Wired on Friday: At dinner in London recently, I sat next to an ex-Yahoo employee. His loyalty to his old company was rather moving: he talked excitedly about the amount of research and development they conduct, and complained bitterly about how Google got all the publicity. "Google sneezes, and the world writes it up," he complained.
These days, the headlines are more likely to read "Has Ailing Google Caught Deathly Illness?". The freshly-IPOed search engine still commands much of the media coverage, but has recently suffered from a series of very public missteps. And, among the many waiting in the company's wings, Yahoo appears to be recommandeering much of the attention.

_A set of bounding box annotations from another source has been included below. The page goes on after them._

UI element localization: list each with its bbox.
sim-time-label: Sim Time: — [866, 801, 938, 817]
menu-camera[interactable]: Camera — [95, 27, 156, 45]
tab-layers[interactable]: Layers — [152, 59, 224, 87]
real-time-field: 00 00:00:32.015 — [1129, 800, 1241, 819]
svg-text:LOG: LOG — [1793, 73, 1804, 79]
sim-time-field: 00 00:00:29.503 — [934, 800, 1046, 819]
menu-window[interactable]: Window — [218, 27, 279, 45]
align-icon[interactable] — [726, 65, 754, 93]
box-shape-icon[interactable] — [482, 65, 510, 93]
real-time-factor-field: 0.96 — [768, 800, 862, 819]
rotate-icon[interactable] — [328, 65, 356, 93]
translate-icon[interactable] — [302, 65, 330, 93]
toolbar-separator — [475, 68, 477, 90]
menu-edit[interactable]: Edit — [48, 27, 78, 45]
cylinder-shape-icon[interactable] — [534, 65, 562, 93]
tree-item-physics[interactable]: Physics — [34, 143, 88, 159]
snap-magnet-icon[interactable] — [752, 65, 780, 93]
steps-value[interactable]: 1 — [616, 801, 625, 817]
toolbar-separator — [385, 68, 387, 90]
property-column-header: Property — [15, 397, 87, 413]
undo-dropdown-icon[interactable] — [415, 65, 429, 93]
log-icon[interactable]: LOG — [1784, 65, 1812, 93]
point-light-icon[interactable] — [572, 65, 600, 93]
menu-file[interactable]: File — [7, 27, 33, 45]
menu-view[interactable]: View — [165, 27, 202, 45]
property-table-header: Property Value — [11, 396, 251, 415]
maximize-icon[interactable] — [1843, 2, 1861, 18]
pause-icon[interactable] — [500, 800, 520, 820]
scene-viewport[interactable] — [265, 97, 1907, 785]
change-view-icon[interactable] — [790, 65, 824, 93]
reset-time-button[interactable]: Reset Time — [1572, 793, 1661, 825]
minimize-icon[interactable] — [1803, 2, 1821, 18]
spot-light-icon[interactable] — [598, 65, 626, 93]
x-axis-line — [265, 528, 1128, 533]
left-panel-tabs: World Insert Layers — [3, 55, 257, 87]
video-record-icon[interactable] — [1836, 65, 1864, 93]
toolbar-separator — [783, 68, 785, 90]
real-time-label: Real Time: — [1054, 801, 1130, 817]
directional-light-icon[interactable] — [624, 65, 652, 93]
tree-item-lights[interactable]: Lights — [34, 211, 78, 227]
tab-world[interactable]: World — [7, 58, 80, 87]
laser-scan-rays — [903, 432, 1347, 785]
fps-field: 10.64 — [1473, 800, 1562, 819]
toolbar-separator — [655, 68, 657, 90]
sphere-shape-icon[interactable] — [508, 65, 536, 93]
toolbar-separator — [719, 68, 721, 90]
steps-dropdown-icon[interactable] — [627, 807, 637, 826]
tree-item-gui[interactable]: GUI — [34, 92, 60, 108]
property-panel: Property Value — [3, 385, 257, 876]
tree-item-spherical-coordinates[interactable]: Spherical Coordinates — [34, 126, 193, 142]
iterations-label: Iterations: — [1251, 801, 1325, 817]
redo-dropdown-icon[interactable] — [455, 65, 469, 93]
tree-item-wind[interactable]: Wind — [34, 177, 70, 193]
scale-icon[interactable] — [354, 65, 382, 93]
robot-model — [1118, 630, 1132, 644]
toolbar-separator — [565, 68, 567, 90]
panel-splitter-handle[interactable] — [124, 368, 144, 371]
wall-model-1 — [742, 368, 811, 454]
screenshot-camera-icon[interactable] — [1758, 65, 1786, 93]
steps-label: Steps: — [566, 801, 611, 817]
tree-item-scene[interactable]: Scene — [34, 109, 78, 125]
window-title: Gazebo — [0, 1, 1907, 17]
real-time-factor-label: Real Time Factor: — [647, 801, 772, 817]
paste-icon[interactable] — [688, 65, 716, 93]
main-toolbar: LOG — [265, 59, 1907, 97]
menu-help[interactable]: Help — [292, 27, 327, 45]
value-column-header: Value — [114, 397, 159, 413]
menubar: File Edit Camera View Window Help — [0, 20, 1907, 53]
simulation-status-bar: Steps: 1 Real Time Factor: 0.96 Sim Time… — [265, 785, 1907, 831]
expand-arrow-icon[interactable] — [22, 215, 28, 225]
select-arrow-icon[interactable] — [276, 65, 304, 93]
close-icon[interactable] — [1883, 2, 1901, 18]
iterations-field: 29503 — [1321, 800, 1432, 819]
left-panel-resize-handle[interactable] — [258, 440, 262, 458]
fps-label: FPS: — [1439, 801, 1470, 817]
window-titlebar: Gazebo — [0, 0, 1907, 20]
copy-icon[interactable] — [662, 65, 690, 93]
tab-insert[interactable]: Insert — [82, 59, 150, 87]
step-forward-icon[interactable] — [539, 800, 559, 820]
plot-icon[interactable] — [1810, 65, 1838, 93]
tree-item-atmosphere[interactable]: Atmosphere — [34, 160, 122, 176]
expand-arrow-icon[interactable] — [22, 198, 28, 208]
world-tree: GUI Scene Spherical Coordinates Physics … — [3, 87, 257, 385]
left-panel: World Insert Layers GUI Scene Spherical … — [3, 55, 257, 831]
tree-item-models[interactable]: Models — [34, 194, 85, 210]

To pick a handful of Google's errors (just from the last month): in the first week, Google announced its "Web Accelerator", a service that, it claimed, would speed up many users' internet access. A few days later, the brakes were stomped upon, and the service was withdrawn: one of the side-effects of using the Accelerator, it turned out, was lost webmail and files.
Last week, Google updated its "Toolbar" (a mini-application that provides Google-friendly options at the top of your Internet Explorer window).
The old toolbar included a feature, AutoLink, that had inspired outrage in one group of web designers, and which many petitioned to have altered.
The new toolbar determinedly maintained the same feature: certainly within Google's rights, but a little daring for a company that insists it will never "be evil".
Finally, last week, Google announced that its users would be able to personalise the Google front page with their own content. For those who select it, the feature does away with the uncluttered look of Google. No real mistake here. But the capability seemed reminiscent, like a limited version of My Yahoo, Yahoo's personalised portal that it introduced over nine years ago.
Indeed, in many ways, Google 2005 is beginning to look like Yahoo 1996. A successful IPO has led to a temporary wobbliness in direction, as the company seeks to replicate its singular success in several directions at once.
Ageing underdog Yahoo, on the other hand, has recently hit a string of critically praised projects. Last week in the US, it launched Yahoo Music Unlimited, a $5 per month subscription music service which many critics feel is the first genuine competition iTunes has felt in the music download market. On the geekier front, in March it introduced Yahoo Search Web Services - a toolkit for developers wanting to write their own applications around the company's search engine.
The support was acclaimed as being a lot friendlier than Google's equivalent service: particularly galling, as Google was the pioneer in providing easy hooks for third-parties to connect to its databases.
So what is Yahoo doing right, and Google so wrong?
Although it might annoy my dining partner, much of Yahoo's success right now comes from that lack of publicity. Yahoo can research in quiet, learning from Google's trailblazing mistakes. While the market leader leads the technological advances, Yahoo can carefully pick and improve upon the winners. Yahoo's slow-moving nature means that it mulls longer than rivals, and with Google in the lead, it has the time.
The Yahoo Music Unlimited project is the result of both cherry-picking some of the best developers from previous experiments in music-sharing, and careful negotiation by Yahoo's Hollywood-friendly CEO, Terry Semel, ex-Warner Bros chairman. Subsidised by the stable profits of the rest of the Yahoo operation, it significantly undercut its rivals.
Two years in the making, Music Unlimited's launch came largely out of the blue, at least for consumers. The truth was, the existence of the product was fairly well-known within industry circles.
Which brings up another advantage: Google is notoriously secretive while Yahoo doesn't have to be. Its very size can hide vast internal projects.
The very impenetrability of Yahoo provides a market advantage. As the past month has shown, it's very hard to soft-launch a Google product. Despite the company's insistence that some products are "beta" and therefore not to be relied upon, many users trustingly throw themselves into novel Google releases, with nasty results.
And even though Yahoo doesn't pursue secrecy, it's hard to peer into the multinational. Compared to Google's simple business model, it's difficult to discern, as an outsider, which bits of Yahoo make the money. But make money it does - over $800 million (€637 million) in profits last year. (Although admittedly $300 million of those profits were gained by selling Google stock.)
Ultimately, Yahoo's advantage comes from at least five years of boring dependability. Investors, reporters, and occasionally the first-adoptor users that Google has courted for so long are all far more skittish - and they project that nervousness upon their favourite company. Google is a mini-boom all of its own, and everyone is now waiting for it to fail.
In many ways, this is all about publicity. Perhaps it is a shame that such fashions are as important to market success as they are. But Yahoo does well from its position in the shadows, and Google isn't doing too badly out of its limelight positioning either.
As Google struggles to look mature enough in front of so many eyes, the well-heeled newcomer will remain unsure of where to place its footing.
However, it will survive the attention: Yahoo did.